Selecting appropriate footwear for any tactical or outdoor application can be a daunting task for some. There are many choices ranging from true tactical/combat boots to the various hiking boots and shoes that have emerged among the backpacking and hiking community. With all of that being said, there are a few simple criteria that can be used to select ideal footwear for a tactical application.
First, consider the weight of the boot. Any boot that is going to be worn for extended periods needs to be light. This in turn precludes steel, and in some cases composite toes. If a protected toe is not necessary you have immediately saved some weight and gained comfort while wearing that particular pair of boots or shoes.
Ankle support is kind of a buzz word for the footwear industry. The reality is that for tactical/combat applications we need quality ankle support, it is simply a non-negotiable. Look for boots that provide minimal ankle movement, and noticeable ankle protection. I cannot stress the importance of ankle protection enough in tactical applications. Consider the following: while conducting vehicle ops my co-worker (through total failure on behalf of the door locking mechanism) had a 255lb APC door slam into his ankle. The quality protection in our duty boots prevented at a best a broken ankle and at worst a possible amputation of his foot.
Further to the topic of ankle support, strong ankles win the day. Buy a wobble board. Yes, a wobble board. Do wobble exercises 2-3 times per week (I do this in front of the TV in fact.) This will strengthen the ankles. In addition for people with ligament damage a wobble board will help mitigate some of the damage, through the development of joint stabilization. As a final note on ankle support, ankle braces have a place in anyone’s kit (especially if you are older.) While I do not advocate ankle braces for everyone, they can be used if you have particularly weak ankles, or are wearing trail runners or another low cut shoe.

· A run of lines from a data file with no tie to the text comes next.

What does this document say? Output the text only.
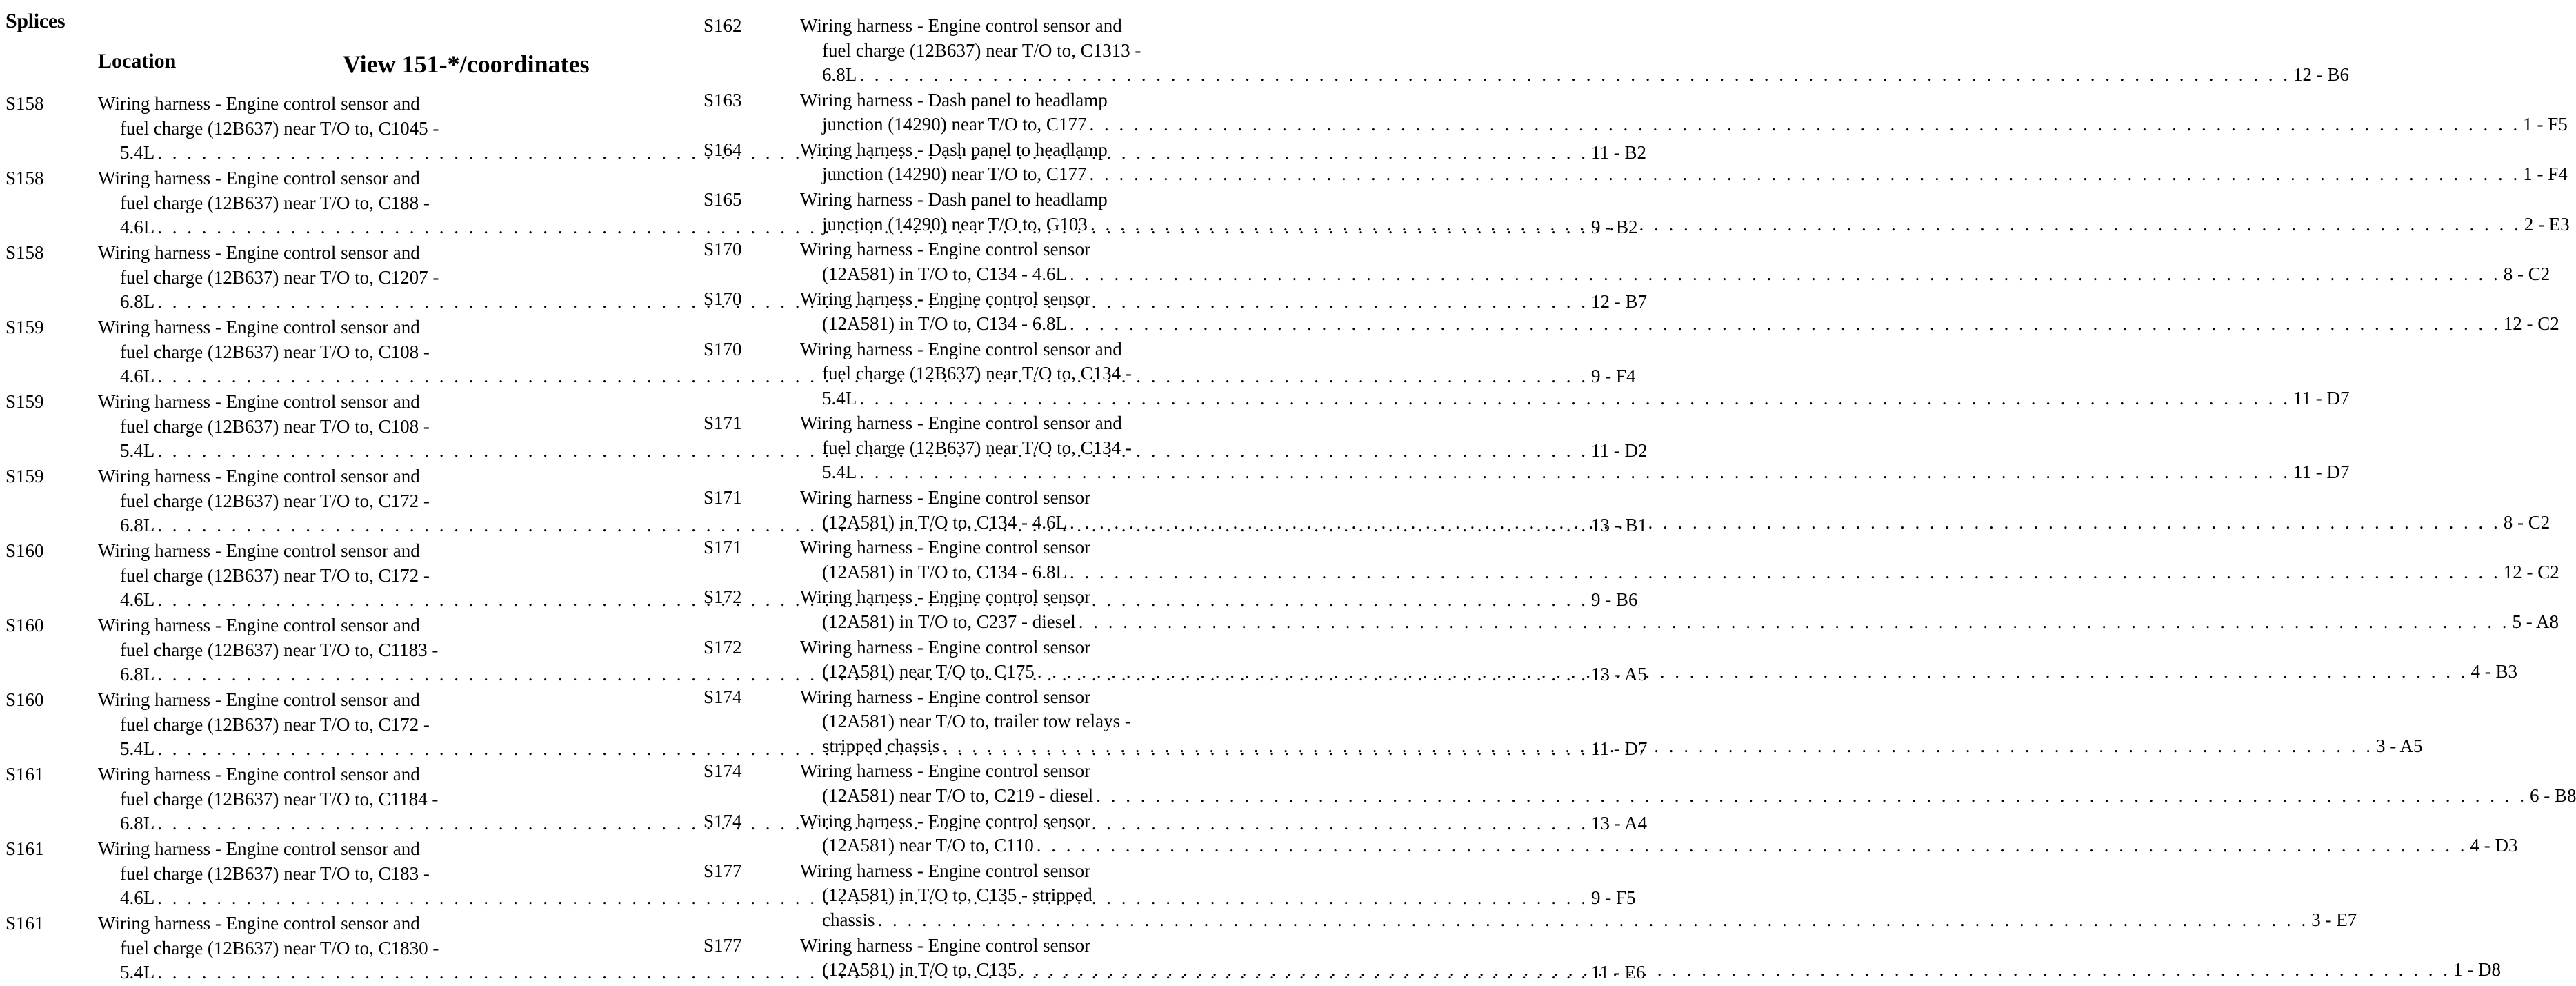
Splices
Location	View 151-*/coordinates
S158	Wiring harness - Engine control sensor and
fuel charge (12B637) near T/O to, C1045 -
5.4L . . .	11 - B2
S158	Wiring harness - Engine control sensor and
fuel charge (12B637) near T/O to, C188 -
4.6L . . .	9 - B2
S158	Wiring harness - Engine control sensor and
fuel charge (12B637) near T/O to, C1207 -
6.8L . . .	12 - B7
S159	Wiring harness - Engine control sensor and
fuel charge (12B637) near T/O to, C108 -
4.6L . . .	9 - F4
S159	Wiring harness - Engine control sensor and
fuel charge (12B637) near T/O to, C108 -
5.4L . . .	11 - D2
S159	Wiring harness - Engine control sensor and
fuel charge (12B637) near T/O to, C172 -
6.8L . . .	13 - B1
S160	Wiring harness - Engine control sensor and
fuel charge (12B637) near T/O to, C172 -
4.6L . . .	9 - B6
S160	Wiring harness - Engine control sensor and
fuel charge (12B637) near T/O to, C1183 -
6.8L . . .	13 - A5
S160	Wiring harness - Engine control sensor and
fuel charge (12B637) near T/O to, C172 -
5.4L . . .	11 - D7
S161	Wiring harness - Engine control sensor and
fuel charge (12B637) near T/O to, C1184 -
6.8L . . .	13 - A4
S161	Wiring harness - Engine control sensor and
fuel charge (12B637) near T/O to, C183 -
4.6L . . .	9 - F5
S161	Wiring harness - Engine control sensor and
fuel charge (12B637) near T/O to, C1830 -
5.4L . . .	11 - E6
S162	Wiring harness - Engine control sensor and
fuel charge (12B637) near T/O to, C1313 -
6.8L . . .	12 - B6
S163	Wiring harness - Dash panel to headlamp
junction (14290) near T/O to, C177 . . .	1 - F5
S164	Wiring harness - Dash panel to headlamp
junction (14290) near T/O to, C177 . . .	1 - F4
S165	Wiring harness - Dash panel to headlamp
junction (14290) near T/O to, G103 . . .	2 - E3
S170	Wiring harness - Engine control sensor
(12A581) in T/O to, C134 - 4.6L . . .	8 - C2
S170	Wiring harness - Engine control sensor
(12A581) in T/O to, C134 - 6.8L . . .	12 - C2
S170	Wiring harness - Engine control sensor and
fuel charge (12B637) near T/O to, C134 -
5.4L . . .	11 - D7
S171	Wiring harness - Engine control sensor and
fuel charge (12B637) near T/O to, C134 -
5.4L . . .	11 - D7
S171	Wiring harness - Engine control sensor
(12A581) in T/O to, C134 - 4.6L . . .	8 - C2
S171	Wiring harness - Engine control sensor
(12A581) in T/O to, C134 - 6.8L . . .	12 - C2
S172	Wiring harness - Engine control sensor
(12A581) in T/O to, C237 - diesel . . .	5 - A8
S172	Wiring harness - Engine control sensor
(12A581) near T/O to, C175 . . .	4 - B3
S174	Wiring harness - Engine control sensor
(12A581) near T/O to, trailer tow relays -
stripped chassis . . .	3 - A5
S174	Wiring harness - Engine control sensor
(12A581) near T/O to, C219 - diesel . . .	6 - B8
S174	Wiring harness - Engine control sensor
(12A581) near T/O to, C110 . . .	4 - D3
S177	Wiring harness - Engine control sensor
(12A581) in T/O to, C135 - stripped
chassis . . .	3 - E7
S177	Wiring harness - Engine control sensor
(12A581) in T/O to, C135 . . .	1 - D8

When looking at boots your next area of focus after ankle support, should be the sole. The sole should be stiff, as this will provide positive contact with the terrain, and protect your arches and other sensitive foot areas. Next, look at the laces. How difficult will it be to re-lace the boots? Does the design use any odd, or unique lace styles? Boots should not be difficult to re-lace, and laces should be readily available. Whenever you buy new boots buy 3-5 pairs of laces to place in your various gear bags.
The final quality I always look for is the mate of the upper to the sole. A common problem is usually in the toe area of a boot. With use, the upper and sole in some designs will begin to peel apart, effectively ending the life of the boot. Look for reinforcement along key stress points of the boot (e.g. double stitching.) Some boot designs (e.g. Keen and Solomon) use a one piece type design with no visible stitching, in the case both of the aforementioned manufacturers I have yet to hear of or experience any separation.
Following these guidelines you should be well on your way to purchasing a quality footwear for any tactical or outdoor application. Everyone is different so I would urge you to go to your local outdoor/tactical outfitters and try a few pairs on in order to find what’s comfortable for you.